The Full Grid Display
After generation, the program displays the entire 16x16 grid so you can see the result. Walls show as solid blocks, floor cells as dots. Run the program several times — each dungeon has a different layout. Some have rooms clustered together with short corridors. Others spread rooms across the grid with long winding passages.
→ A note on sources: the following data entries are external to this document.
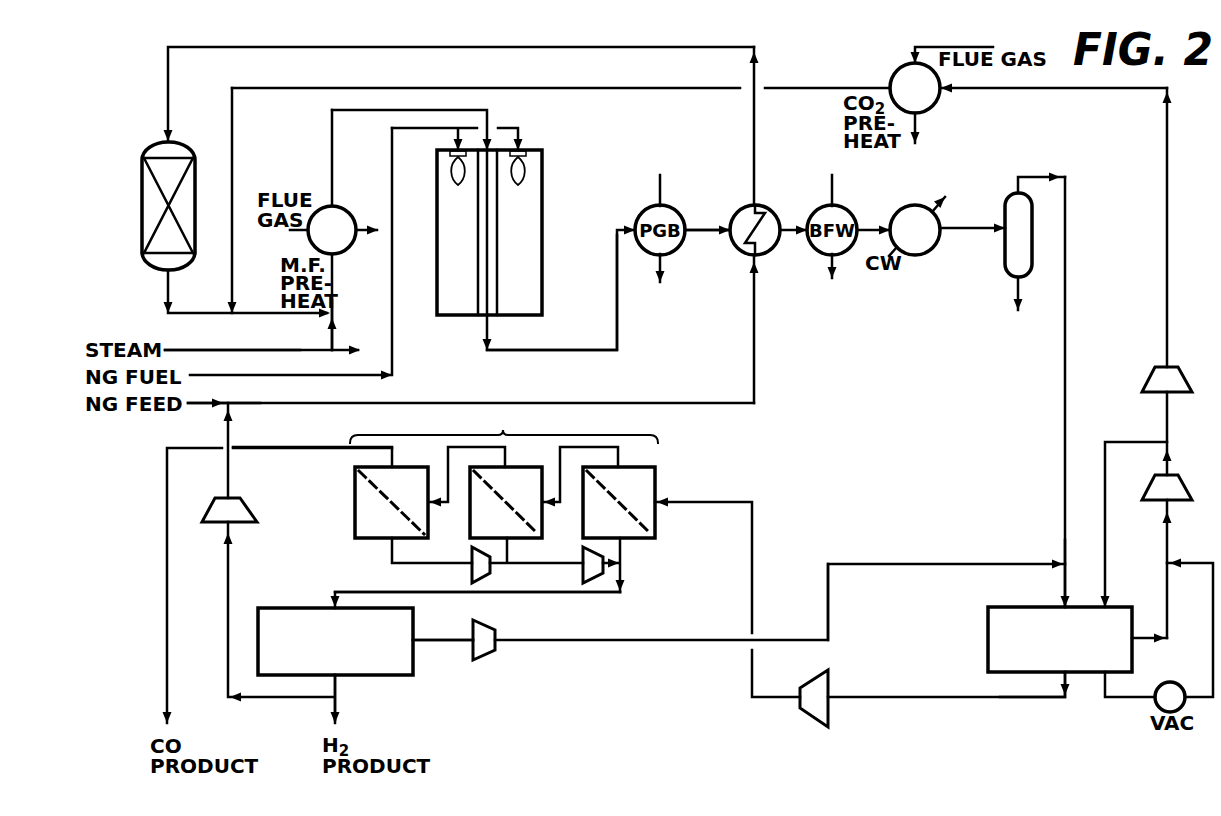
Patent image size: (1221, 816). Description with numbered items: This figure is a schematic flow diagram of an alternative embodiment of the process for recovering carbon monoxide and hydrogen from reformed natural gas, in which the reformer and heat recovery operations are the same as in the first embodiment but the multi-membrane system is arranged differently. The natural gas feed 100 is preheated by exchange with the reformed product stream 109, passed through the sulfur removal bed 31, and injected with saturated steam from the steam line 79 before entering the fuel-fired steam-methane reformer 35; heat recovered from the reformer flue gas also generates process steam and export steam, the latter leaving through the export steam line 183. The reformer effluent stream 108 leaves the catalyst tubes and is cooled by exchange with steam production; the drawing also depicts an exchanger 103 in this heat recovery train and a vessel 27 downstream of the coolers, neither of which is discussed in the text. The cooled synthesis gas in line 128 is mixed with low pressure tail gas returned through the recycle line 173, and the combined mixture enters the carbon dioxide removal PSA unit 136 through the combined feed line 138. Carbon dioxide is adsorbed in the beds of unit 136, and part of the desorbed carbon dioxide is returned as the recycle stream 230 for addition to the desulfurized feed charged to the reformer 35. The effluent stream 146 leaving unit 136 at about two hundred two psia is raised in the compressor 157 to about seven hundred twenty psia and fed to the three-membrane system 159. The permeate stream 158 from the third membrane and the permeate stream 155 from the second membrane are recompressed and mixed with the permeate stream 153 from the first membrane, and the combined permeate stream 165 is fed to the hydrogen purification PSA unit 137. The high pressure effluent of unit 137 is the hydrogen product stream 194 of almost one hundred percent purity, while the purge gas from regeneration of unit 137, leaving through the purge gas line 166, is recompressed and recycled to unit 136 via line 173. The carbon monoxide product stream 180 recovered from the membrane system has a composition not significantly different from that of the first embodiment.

The sulfur removal bed 31 is at (142, 196).
The steam-methane reformer 35 is at (542, 247).
The steam line 79 is at (280, 349).
The export steam line 183 is at (344, 350).
The natural gas feed 100 is at (192, 387).
The heat exchanger 103 is at (757, 152).
The reformed product stream 109 is at (701, 232).
The reformer effluent stream 108 is at (560, 349).
The separator 27 is at (1014, 295).
The cooled synthesis gas line 128 is at (1075, 290).
The carbon dioxide recycle stream 230 is at (1166, 298).
The carbon monoxide product stream 180 is at (166, 511).
The three-membrane system 159 is at (504, 425).
The permeate stream from membrane III 158 is at (397, 548).
The permeate stream from membrane II 155 is at (512, 548).
The permeate stream from membrane I 153 is at (625, 548).
The combined permeate stream 165 is at (546, 593).
The purge gas line 166 is at (450, 630).
The hydrogen purification PSA unit 137 is at (383, 675).
The hydrogen product stream 194 is at (338, 706).
The recycle line 173 is at (830, 597).
The combined feed line 138 is at (1062, 580).
The carbon dioxide removal PSA unit 136 is at (987, 640).
The carbon dioxide-free effluent stream 146 is at (1035, 697).
The compressor 157 is at (823, 730).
Generation as a Reusable Block
The generation code is not yet a GO SUB subroutine — it runs inline as part of the program flow. Making it a subroutine is not necessary because it only runs at the start of each floor, and the program flow naturally returns to the main loop after generation completes. The GO TO 40 approach is simpler and avoids the overhead of RETURN.
Solvability
Because rooms are connected in sequence (room 1 to room 2, room 2 to room 3, and so on), every room is reachable from every other room. The dungeon is always solvable. This is a property of the algorithm, not luck — the chain of corridors guarantees full connectivity regardless of where RND places the rooms.
Try This
Count the rooms. Add a PRINT statement after generation that shows how many rooms were placed. Over many runs, what is the average?
Look for patterns. Do some dungeons feel more maze-like than others? What room count and size range produces the most interesting layouts?